Mr. McBride worked on the "Got milk?" campaign at Goodby, Silverstein & Partners, San Francisco, before moving to Foote, Cone & Belding, where he developed two of that agency's commercials for Levi's Wide Leg jeans -- "Doctors" and "Elevator Fantasy."

TBWA/Chiat/Day succeeded FCB on the jeans business in February 1998.

At Wieden, Mr. McBride was leading the creative efforts on Nike, helping give the brand a softer face -- with the famed Tiger Woods "bouncing ball" spot (AA, July 5).

He also was a key player in the agency's attempt to revitalize itself, proving influential in helping Wieden rebound from its loss of the $125 million Microsoft Corp. business by working on new business including the PowerBar account.

Levi Strauss' global sales have been declining sharply since its $7 billion peak in 1996. The following year, sales dropped by 4%, then fell by 13% in '98. Sales for '99 are anticipated to slip again by more than 10%.

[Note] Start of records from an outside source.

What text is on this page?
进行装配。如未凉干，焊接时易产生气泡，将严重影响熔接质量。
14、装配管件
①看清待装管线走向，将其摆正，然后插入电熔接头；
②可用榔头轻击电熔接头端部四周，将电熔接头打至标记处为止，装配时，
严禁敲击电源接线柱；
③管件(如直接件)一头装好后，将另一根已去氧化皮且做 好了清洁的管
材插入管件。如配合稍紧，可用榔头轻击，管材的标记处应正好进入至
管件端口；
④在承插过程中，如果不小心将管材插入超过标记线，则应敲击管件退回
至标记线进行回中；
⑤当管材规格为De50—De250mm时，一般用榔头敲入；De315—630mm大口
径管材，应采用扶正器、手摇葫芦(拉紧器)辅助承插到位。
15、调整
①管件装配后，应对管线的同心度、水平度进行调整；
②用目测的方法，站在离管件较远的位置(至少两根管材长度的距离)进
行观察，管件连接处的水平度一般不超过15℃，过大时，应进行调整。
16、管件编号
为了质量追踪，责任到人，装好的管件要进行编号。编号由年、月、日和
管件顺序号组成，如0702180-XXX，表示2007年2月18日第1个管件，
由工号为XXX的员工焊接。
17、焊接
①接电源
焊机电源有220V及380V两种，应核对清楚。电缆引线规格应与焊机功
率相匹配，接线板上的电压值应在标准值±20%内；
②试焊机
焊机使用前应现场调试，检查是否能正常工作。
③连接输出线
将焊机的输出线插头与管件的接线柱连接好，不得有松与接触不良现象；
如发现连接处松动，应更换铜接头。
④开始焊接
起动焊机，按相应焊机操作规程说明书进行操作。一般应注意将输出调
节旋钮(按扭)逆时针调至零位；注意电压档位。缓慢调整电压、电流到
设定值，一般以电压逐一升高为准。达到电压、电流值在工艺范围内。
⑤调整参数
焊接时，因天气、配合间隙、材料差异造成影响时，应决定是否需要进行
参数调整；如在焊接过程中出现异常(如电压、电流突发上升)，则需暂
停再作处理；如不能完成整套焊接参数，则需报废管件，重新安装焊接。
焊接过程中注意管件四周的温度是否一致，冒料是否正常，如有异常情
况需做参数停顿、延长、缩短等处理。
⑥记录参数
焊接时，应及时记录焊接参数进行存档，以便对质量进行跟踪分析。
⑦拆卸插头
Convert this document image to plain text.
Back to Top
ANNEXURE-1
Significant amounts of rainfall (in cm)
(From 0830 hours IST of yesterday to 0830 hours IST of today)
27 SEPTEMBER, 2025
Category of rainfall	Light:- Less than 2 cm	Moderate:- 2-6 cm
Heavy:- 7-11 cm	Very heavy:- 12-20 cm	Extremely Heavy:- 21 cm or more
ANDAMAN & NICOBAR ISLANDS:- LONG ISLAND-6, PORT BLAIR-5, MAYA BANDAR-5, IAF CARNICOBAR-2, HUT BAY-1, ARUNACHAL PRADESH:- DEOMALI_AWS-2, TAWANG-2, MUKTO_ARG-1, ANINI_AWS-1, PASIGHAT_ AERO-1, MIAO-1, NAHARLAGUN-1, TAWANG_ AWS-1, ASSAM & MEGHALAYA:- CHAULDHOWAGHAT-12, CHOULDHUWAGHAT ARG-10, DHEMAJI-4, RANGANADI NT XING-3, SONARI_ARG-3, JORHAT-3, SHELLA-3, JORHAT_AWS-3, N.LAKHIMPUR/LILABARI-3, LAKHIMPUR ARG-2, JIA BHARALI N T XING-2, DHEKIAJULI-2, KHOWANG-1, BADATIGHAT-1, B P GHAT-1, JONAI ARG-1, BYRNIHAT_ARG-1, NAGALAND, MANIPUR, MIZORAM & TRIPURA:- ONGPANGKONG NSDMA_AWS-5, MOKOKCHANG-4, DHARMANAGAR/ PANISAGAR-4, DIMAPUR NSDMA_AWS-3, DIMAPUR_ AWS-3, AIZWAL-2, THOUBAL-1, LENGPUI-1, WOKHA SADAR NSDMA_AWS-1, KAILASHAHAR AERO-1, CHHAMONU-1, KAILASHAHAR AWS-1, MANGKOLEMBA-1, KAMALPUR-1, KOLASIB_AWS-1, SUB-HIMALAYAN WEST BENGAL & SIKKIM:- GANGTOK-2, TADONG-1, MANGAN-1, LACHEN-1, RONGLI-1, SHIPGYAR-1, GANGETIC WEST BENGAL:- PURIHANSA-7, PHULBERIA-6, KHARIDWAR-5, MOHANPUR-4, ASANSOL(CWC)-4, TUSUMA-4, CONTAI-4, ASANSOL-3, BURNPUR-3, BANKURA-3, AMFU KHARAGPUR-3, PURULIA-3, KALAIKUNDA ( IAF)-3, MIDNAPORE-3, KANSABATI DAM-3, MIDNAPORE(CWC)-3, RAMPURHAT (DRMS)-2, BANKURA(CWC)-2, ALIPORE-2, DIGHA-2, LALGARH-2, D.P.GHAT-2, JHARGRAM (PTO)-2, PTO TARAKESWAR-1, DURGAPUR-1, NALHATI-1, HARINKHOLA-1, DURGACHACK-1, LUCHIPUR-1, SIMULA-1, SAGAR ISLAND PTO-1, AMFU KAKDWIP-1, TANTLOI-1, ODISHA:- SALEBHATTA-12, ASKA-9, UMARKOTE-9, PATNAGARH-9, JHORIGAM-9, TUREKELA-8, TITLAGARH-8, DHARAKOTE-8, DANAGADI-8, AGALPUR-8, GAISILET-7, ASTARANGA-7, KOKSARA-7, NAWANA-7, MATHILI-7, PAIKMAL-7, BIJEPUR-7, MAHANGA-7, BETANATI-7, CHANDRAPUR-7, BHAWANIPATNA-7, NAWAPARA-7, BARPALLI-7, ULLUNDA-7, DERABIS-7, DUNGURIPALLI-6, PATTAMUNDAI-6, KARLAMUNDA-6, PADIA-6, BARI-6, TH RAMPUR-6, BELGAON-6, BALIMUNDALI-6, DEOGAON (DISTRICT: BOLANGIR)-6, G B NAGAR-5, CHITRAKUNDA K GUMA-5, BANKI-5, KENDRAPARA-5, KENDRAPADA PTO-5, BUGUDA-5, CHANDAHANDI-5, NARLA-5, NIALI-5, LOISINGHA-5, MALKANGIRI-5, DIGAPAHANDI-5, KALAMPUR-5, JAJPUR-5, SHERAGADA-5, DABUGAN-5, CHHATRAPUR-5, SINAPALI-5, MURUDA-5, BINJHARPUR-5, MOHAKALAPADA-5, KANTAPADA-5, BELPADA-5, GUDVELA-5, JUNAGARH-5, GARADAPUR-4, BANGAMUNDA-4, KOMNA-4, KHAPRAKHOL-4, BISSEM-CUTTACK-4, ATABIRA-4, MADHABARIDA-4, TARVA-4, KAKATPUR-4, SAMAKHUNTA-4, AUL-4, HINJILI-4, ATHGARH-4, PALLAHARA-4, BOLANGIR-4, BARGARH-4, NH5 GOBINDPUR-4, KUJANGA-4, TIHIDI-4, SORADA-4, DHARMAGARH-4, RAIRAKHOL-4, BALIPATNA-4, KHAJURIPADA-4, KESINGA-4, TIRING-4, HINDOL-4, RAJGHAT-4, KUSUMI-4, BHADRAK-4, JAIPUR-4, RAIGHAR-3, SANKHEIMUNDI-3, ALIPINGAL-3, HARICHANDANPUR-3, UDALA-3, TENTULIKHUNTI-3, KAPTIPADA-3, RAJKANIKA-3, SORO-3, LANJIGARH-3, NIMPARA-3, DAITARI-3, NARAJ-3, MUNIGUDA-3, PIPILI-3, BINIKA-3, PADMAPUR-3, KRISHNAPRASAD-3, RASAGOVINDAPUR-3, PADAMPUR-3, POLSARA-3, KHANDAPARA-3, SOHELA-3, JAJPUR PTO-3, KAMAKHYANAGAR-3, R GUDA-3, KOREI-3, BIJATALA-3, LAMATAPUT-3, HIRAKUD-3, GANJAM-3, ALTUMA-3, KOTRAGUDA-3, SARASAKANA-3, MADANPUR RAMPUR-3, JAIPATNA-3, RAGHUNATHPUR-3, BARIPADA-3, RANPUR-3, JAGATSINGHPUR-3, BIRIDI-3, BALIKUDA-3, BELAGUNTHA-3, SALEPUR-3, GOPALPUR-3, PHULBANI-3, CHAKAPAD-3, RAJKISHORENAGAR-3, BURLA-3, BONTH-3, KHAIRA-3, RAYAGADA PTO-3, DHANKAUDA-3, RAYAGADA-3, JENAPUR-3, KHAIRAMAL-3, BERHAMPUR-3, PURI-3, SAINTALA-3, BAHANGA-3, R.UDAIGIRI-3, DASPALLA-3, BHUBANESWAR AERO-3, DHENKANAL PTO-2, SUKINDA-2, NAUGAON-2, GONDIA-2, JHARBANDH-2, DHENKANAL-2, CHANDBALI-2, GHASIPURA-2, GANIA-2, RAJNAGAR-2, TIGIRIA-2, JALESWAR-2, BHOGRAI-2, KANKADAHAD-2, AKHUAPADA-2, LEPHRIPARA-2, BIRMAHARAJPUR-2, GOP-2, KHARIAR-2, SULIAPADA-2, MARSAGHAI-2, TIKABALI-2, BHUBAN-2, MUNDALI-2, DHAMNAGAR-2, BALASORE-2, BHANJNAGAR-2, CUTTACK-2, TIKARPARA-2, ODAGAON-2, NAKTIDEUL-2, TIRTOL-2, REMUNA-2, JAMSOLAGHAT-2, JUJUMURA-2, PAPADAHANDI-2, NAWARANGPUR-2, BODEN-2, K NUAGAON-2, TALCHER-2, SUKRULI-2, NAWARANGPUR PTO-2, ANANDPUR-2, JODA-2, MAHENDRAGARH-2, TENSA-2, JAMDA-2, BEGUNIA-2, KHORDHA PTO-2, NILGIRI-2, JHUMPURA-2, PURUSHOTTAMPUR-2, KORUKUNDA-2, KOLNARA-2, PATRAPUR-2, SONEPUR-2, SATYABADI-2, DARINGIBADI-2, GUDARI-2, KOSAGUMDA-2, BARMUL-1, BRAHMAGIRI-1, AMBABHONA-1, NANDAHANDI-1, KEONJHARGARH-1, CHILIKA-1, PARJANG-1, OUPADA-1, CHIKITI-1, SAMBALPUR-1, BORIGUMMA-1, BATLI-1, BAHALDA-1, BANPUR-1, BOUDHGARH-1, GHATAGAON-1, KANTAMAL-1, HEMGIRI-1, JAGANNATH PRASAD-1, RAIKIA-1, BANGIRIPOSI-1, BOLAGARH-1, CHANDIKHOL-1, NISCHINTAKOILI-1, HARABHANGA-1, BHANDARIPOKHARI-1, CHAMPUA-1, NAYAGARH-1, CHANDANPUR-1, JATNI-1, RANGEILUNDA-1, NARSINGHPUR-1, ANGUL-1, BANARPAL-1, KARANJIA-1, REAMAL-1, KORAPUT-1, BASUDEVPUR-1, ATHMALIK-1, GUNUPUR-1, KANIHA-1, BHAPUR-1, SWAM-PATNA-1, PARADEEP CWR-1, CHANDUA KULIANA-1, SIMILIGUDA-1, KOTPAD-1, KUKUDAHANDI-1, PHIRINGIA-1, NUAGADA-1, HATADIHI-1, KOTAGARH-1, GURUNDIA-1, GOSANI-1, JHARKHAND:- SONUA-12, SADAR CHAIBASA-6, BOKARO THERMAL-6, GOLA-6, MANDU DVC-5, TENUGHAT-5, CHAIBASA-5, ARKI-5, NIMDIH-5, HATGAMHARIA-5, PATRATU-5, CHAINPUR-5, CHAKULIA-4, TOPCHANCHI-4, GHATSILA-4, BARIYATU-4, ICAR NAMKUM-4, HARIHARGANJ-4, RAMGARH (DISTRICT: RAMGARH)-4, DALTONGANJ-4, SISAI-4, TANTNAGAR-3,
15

One industry executive said Levi Strauss' sales could fall to as low as $4 billion.

S&P WATCHES, TOO

Standard & Poor's has put the company's debt rating on a credit watch due to concerns over sales, loss of market share and earnings trends, despite significant cost reduction efforts that included the closing of some U.S. plants.

TBWA/Chiat/Day has launched a series of short-lived ad campaigns since attaining the account, starting with an outdoor effort positioning the brand as an "original" against designers such as Calvin Klein and Tommy Hilfiger.

That was followed by a campaign using old shots of movie stars such as Marilyn Monroe, tagged "Our models can beat up their models."

TV work began with a push for "hard jeans," followed by a "Truism" campaign that at first featured alternate rock stars discussing what was "true" to them. Later, a series of ads showed young people saying what was true to them.

The most recent effort -- tagged "Opt. for the original" -- has a sexy tone. One spot shows an invisible man and woman dropping their clothing; another features an artist who applies men's painted jeans to her canvases.

Peter Angelos, who has headed Levi's creative work at the TBWA/Chiat/Day office, now will report to Mr. McBride.

MARKETING ORIENTATION

Last month, Levi Strauss hired Phil Marineau, 52, as its CEO, from president-CEO of Pepsi-Cola North America. That followed a series of moves to restructure the company as a marketing organization focusing on consumer segments.

In addition, its clothing lines have been regrouped to sub-brands of their own, such as the higher-price and more trendy Silver Tab.

For Wieden -- and Nike -- the loss of Mr. McBride will be a big blow, said one executive close to the situation.

"He was the new savior," said the executive.